Dinkins ran into similar problems with the NFTs she created and sold, showing how enslaved people and settlers brought okra to North America. She was censored when she tried to use a generative program, Replicate, to make drawings of slave ships. He eventually learned to outwit the censors by using the term “pirate ship.” The image she received was an approximation of what she wanted, but it also raised troubling questions for the artist.
“What is this technology doing to history?” Dinkins asked. “You can see that someone is trying to correct for bias, but at the same time that erases a part of the story. I find those deletions as dangerous as any bias, because we’re just going to forget how we got here.”
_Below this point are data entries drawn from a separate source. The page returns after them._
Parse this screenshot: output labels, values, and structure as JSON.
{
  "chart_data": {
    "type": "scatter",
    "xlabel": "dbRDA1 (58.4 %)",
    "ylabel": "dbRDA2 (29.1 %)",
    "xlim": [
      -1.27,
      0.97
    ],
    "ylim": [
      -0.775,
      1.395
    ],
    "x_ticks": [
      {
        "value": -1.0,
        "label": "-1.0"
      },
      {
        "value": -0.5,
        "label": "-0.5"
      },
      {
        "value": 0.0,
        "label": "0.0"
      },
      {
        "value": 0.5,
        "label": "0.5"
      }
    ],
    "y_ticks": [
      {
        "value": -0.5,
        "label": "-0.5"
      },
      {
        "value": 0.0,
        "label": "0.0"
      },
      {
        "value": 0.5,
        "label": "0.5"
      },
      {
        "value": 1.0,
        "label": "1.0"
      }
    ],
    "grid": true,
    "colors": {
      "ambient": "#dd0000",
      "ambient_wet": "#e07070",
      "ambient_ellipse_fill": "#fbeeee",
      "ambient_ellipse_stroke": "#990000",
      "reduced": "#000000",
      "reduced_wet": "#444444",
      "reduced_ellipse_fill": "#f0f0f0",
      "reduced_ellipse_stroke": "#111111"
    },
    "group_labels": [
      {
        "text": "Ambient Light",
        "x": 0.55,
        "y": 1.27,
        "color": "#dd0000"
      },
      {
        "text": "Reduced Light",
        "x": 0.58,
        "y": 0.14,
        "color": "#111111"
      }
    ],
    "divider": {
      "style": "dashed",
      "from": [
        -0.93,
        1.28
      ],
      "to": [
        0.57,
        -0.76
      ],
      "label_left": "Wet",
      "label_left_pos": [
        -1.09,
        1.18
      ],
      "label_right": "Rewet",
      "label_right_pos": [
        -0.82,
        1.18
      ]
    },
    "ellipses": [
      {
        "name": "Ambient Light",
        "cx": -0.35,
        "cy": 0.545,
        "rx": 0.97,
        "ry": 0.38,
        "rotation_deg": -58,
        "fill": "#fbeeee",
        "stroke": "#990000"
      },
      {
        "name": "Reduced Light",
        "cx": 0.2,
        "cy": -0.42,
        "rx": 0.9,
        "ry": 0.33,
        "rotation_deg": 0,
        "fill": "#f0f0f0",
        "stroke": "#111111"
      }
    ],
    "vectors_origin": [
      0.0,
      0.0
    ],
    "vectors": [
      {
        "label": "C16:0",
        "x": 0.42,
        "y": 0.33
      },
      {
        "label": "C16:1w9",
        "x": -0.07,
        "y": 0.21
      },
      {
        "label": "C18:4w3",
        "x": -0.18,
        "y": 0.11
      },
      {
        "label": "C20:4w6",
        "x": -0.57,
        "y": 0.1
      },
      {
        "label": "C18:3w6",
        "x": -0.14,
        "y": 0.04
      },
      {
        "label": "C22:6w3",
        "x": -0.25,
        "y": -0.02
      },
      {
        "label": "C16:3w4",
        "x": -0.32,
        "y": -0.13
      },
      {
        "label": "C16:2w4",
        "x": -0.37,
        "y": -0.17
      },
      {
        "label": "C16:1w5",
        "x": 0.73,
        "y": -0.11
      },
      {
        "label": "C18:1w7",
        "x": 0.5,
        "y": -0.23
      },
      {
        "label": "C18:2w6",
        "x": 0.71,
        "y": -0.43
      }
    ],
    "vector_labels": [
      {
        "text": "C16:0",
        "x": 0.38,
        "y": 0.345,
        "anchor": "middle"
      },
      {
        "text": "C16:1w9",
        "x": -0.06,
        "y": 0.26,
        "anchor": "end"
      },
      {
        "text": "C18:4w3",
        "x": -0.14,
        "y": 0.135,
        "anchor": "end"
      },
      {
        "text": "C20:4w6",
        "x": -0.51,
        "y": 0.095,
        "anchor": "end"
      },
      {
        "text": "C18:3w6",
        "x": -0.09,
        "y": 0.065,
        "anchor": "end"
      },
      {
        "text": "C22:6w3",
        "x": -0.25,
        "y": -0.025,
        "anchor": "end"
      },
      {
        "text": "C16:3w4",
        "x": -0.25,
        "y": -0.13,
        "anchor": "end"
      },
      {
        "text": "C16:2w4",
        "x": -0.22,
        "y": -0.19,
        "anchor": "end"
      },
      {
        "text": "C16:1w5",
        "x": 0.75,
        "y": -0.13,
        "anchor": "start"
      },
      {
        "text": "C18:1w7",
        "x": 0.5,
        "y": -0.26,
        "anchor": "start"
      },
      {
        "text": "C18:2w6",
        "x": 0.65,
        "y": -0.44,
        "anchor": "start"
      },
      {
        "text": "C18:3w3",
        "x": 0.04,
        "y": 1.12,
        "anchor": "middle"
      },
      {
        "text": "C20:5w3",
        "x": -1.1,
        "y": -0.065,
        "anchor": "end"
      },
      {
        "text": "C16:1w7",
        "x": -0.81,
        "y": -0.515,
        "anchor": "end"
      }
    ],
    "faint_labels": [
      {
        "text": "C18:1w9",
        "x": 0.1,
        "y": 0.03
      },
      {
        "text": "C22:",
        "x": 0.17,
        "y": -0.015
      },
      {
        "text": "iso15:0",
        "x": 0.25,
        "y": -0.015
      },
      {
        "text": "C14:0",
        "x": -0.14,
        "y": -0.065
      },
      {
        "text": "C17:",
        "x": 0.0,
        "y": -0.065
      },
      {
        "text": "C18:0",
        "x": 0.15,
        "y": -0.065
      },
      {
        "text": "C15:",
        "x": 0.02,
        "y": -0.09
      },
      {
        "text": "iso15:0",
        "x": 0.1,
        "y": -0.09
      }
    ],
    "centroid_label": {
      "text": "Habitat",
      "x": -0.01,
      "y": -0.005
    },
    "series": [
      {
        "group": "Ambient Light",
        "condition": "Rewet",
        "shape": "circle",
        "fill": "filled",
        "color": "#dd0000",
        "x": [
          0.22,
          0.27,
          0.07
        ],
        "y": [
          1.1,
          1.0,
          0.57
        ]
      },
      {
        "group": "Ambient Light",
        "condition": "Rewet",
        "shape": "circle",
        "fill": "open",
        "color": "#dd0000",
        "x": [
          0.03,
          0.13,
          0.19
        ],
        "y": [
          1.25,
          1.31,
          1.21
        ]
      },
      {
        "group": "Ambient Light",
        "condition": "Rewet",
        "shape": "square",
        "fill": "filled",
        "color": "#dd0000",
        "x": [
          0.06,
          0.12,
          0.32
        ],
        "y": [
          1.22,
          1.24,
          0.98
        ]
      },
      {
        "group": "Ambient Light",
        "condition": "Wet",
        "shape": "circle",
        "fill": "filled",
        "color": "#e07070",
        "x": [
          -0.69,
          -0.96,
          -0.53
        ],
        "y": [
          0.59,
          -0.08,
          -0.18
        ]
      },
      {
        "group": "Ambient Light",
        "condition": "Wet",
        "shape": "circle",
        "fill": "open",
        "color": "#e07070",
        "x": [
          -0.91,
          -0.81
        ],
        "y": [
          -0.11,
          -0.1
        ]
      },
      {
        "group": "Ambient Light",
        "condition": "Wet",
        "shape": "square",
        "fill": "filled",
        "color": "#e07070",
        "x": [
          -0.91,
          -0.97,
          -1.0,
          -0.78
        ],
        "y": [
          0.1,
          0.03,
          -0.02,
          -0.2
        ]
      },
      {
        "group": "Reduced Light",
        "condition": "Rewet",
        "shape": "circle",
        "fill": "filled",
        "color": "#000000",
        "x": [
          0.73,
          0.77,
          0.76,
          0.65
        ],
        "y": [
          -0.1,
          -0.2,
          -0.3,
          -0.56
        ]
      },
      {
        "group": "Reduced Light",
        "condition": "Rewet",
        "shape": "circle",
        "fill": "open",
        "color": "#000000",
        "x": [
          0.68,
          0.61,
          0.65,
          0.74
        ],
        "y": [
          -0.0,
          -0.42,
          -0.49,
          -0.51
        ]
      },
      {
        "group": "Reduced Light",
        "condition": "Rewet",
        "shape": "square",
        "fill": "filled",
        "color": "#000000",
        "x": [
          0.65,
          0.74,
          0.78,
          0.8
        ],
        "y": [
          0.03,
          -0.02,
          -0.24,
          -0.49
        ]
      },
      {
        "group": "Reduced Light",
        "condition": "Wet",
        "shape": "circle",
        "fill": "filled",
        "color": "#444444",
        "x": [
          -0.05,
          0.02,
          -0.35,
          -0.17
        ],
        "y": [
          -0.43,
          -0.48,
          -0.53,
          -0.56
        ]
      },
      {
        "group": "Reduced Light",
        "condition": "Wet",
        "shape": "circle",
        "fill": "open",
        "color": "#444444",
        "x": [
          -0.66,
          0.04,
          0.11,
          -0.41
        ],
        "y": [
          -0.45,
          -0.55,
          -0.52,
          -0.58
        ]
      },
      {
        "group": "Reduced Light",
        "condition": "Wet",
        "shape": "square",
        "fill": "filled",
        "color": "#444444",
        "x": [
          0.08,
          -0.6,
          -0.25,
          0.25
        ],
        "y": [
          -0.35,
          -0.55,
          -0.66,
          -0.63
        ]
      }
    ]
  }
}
Naomi Beckwith, chief curator of the Guggenheim Museum, credited Dinkins’ nuanced approach to issues of representation and technology as one reason the artist received the museum’s first prize for Art and Technology.
“Stephanie has become part of a tradition of artists and cultural workers breaking through these general, all-encompassing theories of how things work,” Beckwith said. The curator added that her own initial paranoia about AI programs replacing human creativity was greatly reduced when she realized that these algorithms knew next to nothing about black culture.
But Dinkins isn’t quite ready to give up on technology. He continues to use it for his art projects, with skepticism. “Once the system can generate a high-fidelity image of a black woman crying or smiling, can we rest?”